Fleur Taylor, 13, attends Bebington High School where she helps out on the school farm. She is also gaining other experience with local farmers to help achieve her dream of becoming a shepherdess.
School farm: From a young age I have always loved animals and wanted to work with them, but I never thought about farming until I started secondary school.
This is where everything changed for me.
At Bebington High School we have a school farm where we keep sheep, pigs, chickens, ducks, goats, turkeys and our own sheep dog called Lief.
The farm is fully functional and we sell our meat from sheep and pigs to students and teachers at school, as well as to hotels in Port Sunlight and a butcher in New Ferry.
When we first start at the farm we are told how the animals we raise are sent off to slaughter, but we fully understand this is what happens on a working farm.

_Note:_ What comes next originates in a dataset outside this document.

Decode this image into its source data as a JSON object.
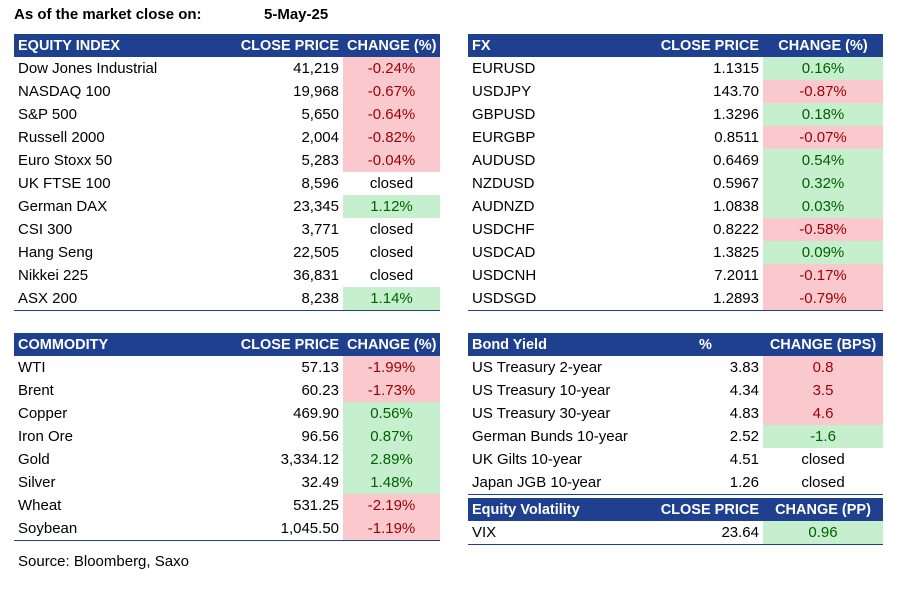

Study: Anyone from Year 7 to Year 13 can join the farm and help.
From Year 9 onwards, students can study an animal care BTEC and in Year 12 we can choose to study animal management too.
The unit is partnered with Claremont Farm where we keep some of our Woodland pigs.
We keep Hampshire Downs as they are a hardy breed and some are used as terminal sires too.
Experience: Every year we enter our animals into the Cheshire County Show where we win rosettes and prizes.
I now have two rosettes hanging on my wall, one for a young handler class in goats and the other for a young handler class in sheep, and I hope to add a lot more in time.
Not coming from a farming background, the school farm has really helped in getting me interested in agriculture and my aim to be a shepherdess.
Wanting to get as much experience as possible, I also work at a dairy farm in Brimstage, the Wirral, where farmer Donald Tyson owns more than 162-hectares (400-acres) of land with about 300 cattle.
Working there has been really interesting as you get to see how different farmers do things.
The days are long and there is lots of work to do, including setting up electric fences and feeding the cows. We also helped tag the newly born calves and helped farmers give straw to horses.
In the future I want to be a shepherdess, but getting as much experience as possible is key.
I think we need to get more young people into farming as we will need to carry on the farming tradition for many years to come.